1936 YILINDA İŞ KANUNU VE DİĞER KANUNLAR
1936 yılında kabul edilen ve 1937 yılında yürürlüğe giren 3008 sayılı İş Kanununda ihbar önelleri 13. maddede düzenlenmişti. Kıdemi beş seneden fazla olan işçiye, ihbar tazminatına ek olarak her bir tam iş senesi için ayrıca onbeş günlük ücret tutarında bir tazminat ödenecekti (kıdem tazminatı). Bu hak daha sonraki yıllarda kademe kademe genişletildi. 15 Haziran 1938 gün ve 3456 sayılı Noter Kanunu da kıdem tazminatı ödenmesini öngörüyordu(M.70): "Noter dairesinde iyi surette çalışmış olan katiblere kendilerine isnad olunamayan hastalık vesair sebeplerden dolayı vazifelerinden çıkarılmaları halinde, sekiz yıldan on beş yıla kadar hizmeti olanlara son aldıkları aylık ücretin üç misli, on beş yıldan yirmi yıla kadar hizmeti olanlara dört misli ve yirmi yıldan yirmi beş yıla kadar hizmeti olanlara altı misli ve yirmi beş yıl ve daha fazla hizmeti olanlara da bir senelik ücretleri tutarı ikramiye olarak verilir. Bu hüküm noter katiblerinin ölümü halinde de caridir."

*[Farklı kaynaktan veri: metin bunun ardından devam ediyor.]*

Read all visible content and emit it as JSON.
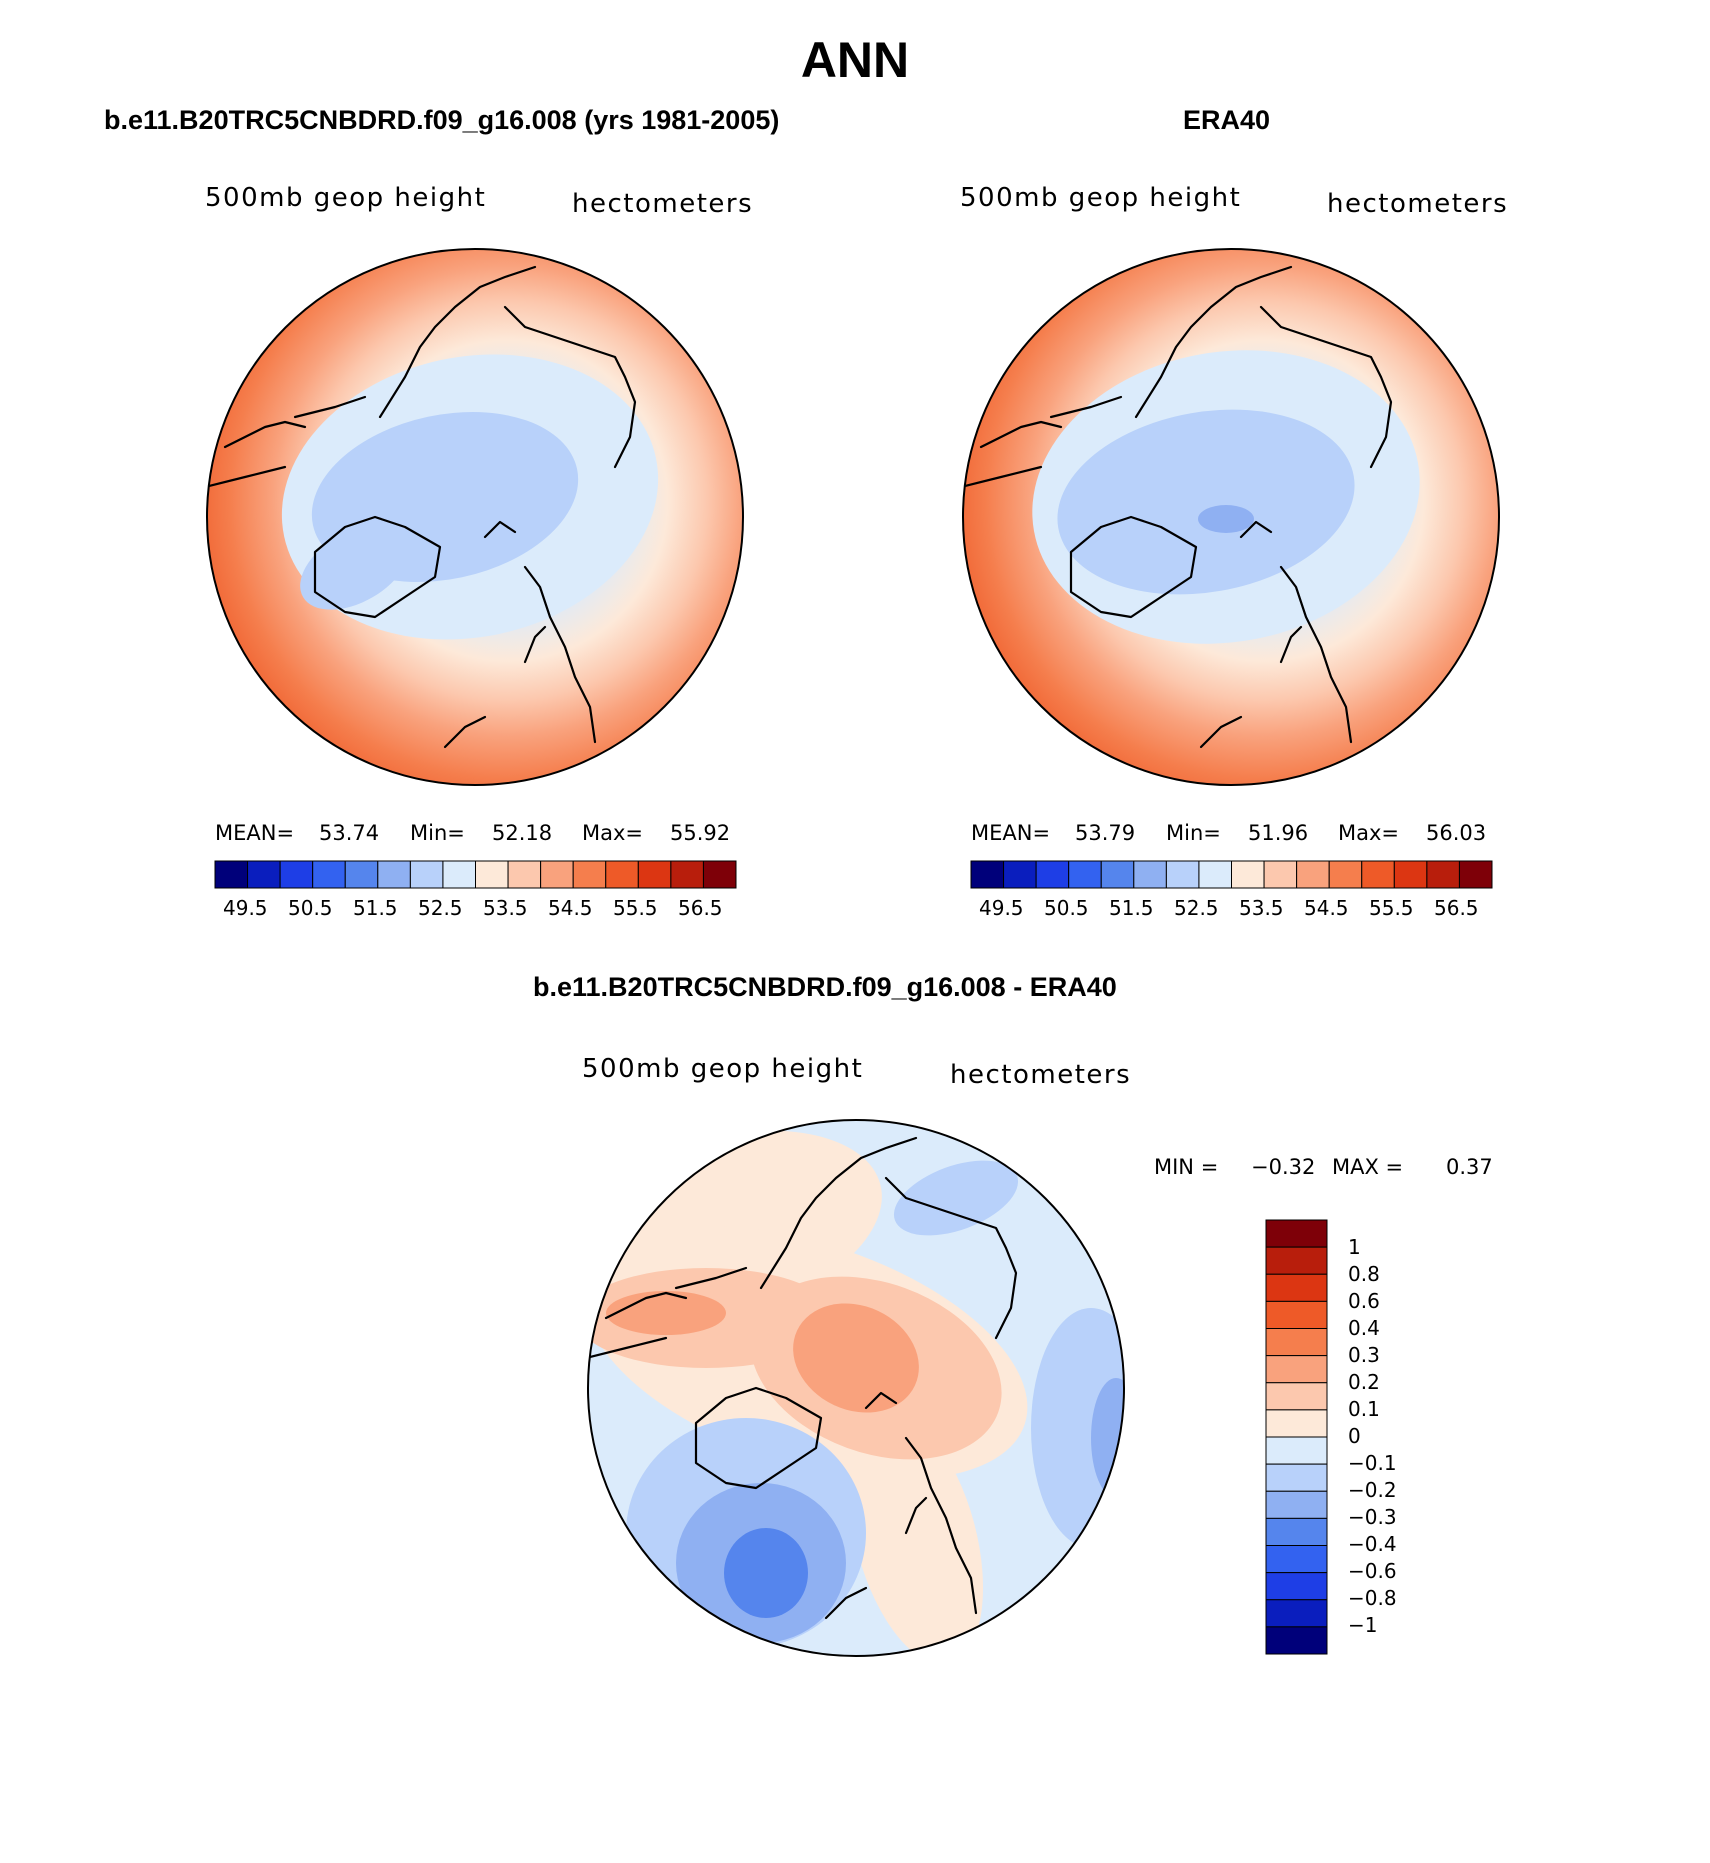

1938 yılında kabul edilen 3511 sayılı Basın Birliği Kanununun 27. maddesi gazetecilere kıdem tazminatı ödenmesini gerektiriyordu. İlgili düzenleme şöyleydi: "Müddeti muayyen olmayan mukaveleler gazete veya mecmuada geçen hizmet müddeti beş sene veya daha az olduğu takdirde bir ay, hizmet müddeti daha fazla olan hallerde iki ay evvel ihbar olunmak şartile her iki tarafça fesholunabilir. Mukavele, gazete veya mecmua sahibi tarafından feshedildiği takdirde karşı tarafa ayrıca bir tazminat verilmesi lazımdır. Bu tazminatın mikdarı, gazete veya mecmuada geçen her çalışma yılına mukabil bir aylık ücret tutarından eksik olamaz. Ancak, hizmet müddeti ne olursa olsun, verilecek tazminatın yekunu bir senelik ücret tutarını geçemez."
KIDEM TAZMİNATINDA BÜYÜK GELİŞME
4.7.1975 gün ve 1927 sayılı Yasayla, birçok toplu iş sözleşmesinde elde edilmiş olan bir hak yasalaştırılarak tüm işçilere uygulandı. Kıdem tazminatına hak kazanabilmek için çalışılması gereken süre 3 yıldan 1 yıla indirildi. Her yıl için ödenecek kıdem tazminatı miktarı da 15 günlük ücretten 30 günlük ücret tutarına yükseltildi. Ancak bu değişiklik, kıdem tazminatına asgari ücretin 7.5 katı tavan getirdi ve işverenler tarafından bir kıdem tazminatı fonunun kurulmasına ilişkin bir hüküm içerdi. Kıdem tazminatına önemli kısıtlamaların getirilmesi ise 12 Eylül Darbesi sonrasında gerçekleşti.